We recently wrote about a botnet, which largely consisted not of computers, but of home appliances with integrated smart modules and routers. Whether you like it or not, the Moon worm makes you reconsider ignoring security issues for such devices.
Do not reuse passwords
Kickstarter officials reported their site was broken into by unknown intruders. The hackers managed to steal a variety of user data, including usernames, addresses, email addresses, phone numbers and encrypted passwords.
The service’s users received recommendations to immediately change their passwords to Kickstarter as well as to other resources where the same passwords might have been used. The attackers were not able to get credit card numbers.
Kickstarter is a so-called crowdfunding platform that is quite popular. It deals with financial transactions, so hackers have definite interest in hacking it. It’s important to note that the service’s administration managed to secure credit card numbers from thieves. But personal data can be used against users, for example, during phishing attacks.

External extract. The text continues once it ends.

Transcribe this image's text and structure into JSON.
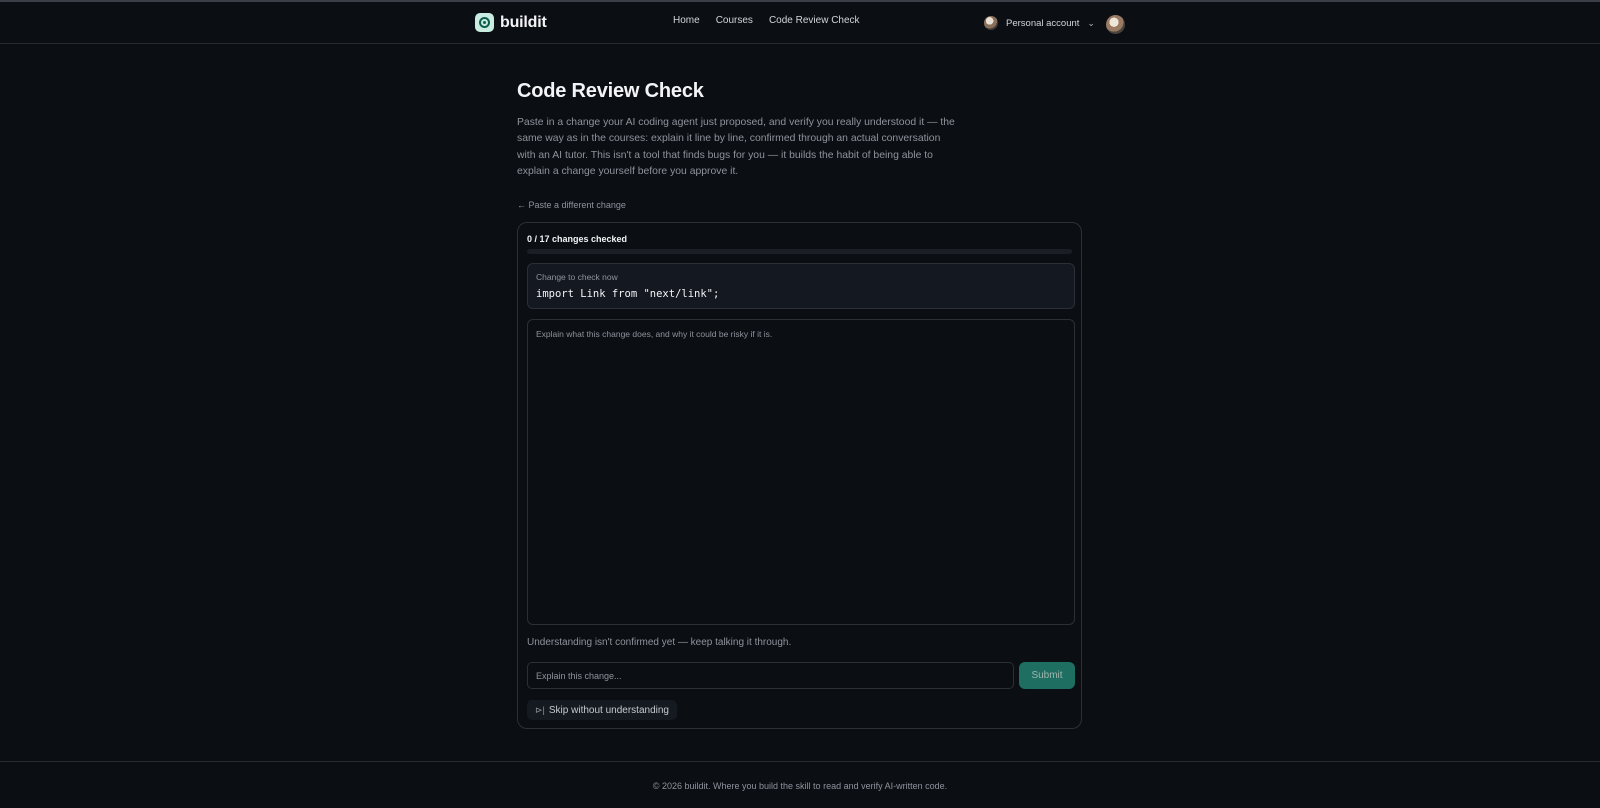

The contemporary computing power allows cracking short and simple passwords in a fairly short time. So this leak cannot be considered harmless.
Thief in a decent suit
On several popular sites, researchers detected a malicious application designed to steal Bitcoin wallet credentials and keys. The price ticker apps for Bitcoin and Litecoin called Bitcoin Ticker TTM (To The Moon) for Mac and Litecoin Ticker hosted on popular sites Download.com and MacUpdate.com appeared to be fronts for the OSX/CoinThief Trojan (this Trojan was obviously designed for Mac OS X). At least a few dozen people downloaded these applications and evidently lost some Bitcoins.
It should be noted that the Trojan was discovered on another perfectly legitimate resource – GitHub, which hosts different software for downloading. Researchers found StealthBit, which pretended to be an app used to send and receive payments on Bitcoin Stealth Addresses. The attackers hosted source code and a pre-compiled version of StealthBit on code repository; both were not matches. The pre-compiled app contained the CoinThief malware not present in the source code.
Pictures with payload
A newly discovered variant of the Zeus banking Trojan gets a crucial configuration code by downloading a picture – a JPG file. As it turned out, the authors of new ZeusVM took an arbitrary image on the Web and supplemented its code with hidden data. The data added by the cybercriminals had been encrypted using Base64 encoding and then RC4 and XOR encryption algorithms. When decrypted, the file shows the banks targeted, including Deutsche Bank, Wells Fargo and Barclays. Following this list, ZeusVM monitors victims’ visits to online banking systems, intercepts data and uses them to conduct fraudulent transactions.
Alas, steganography as a way to disguise malicious code is not a new, but still effective trick to bypass the defenses. Pictures rarely come under suspicion, but now companies are going to have to pay greater attention to JPG files.
The past four weeks provide a lot of food for thought. The first thing that catches your eye is the growing number of exotic, previously atypical malware distribution methods and new attack techniques. You can also clearly see that attackers have gotten increasingly interested in business and to obtain the biggest trophy. A million victim data leaks started happening too often to be considered particularly outstanding. Financial information and banking access codes are not the only data leaking now. Hackers gladly steal regular user data, too.
It is also evident that there are more malicious programs emerging for specific platforms that have been previously considered safe, primarily those developed by Apple. With cybercriminal intentions shifting toward earnings we should expect an increasing amount of malware for less popular operating systems than Windows.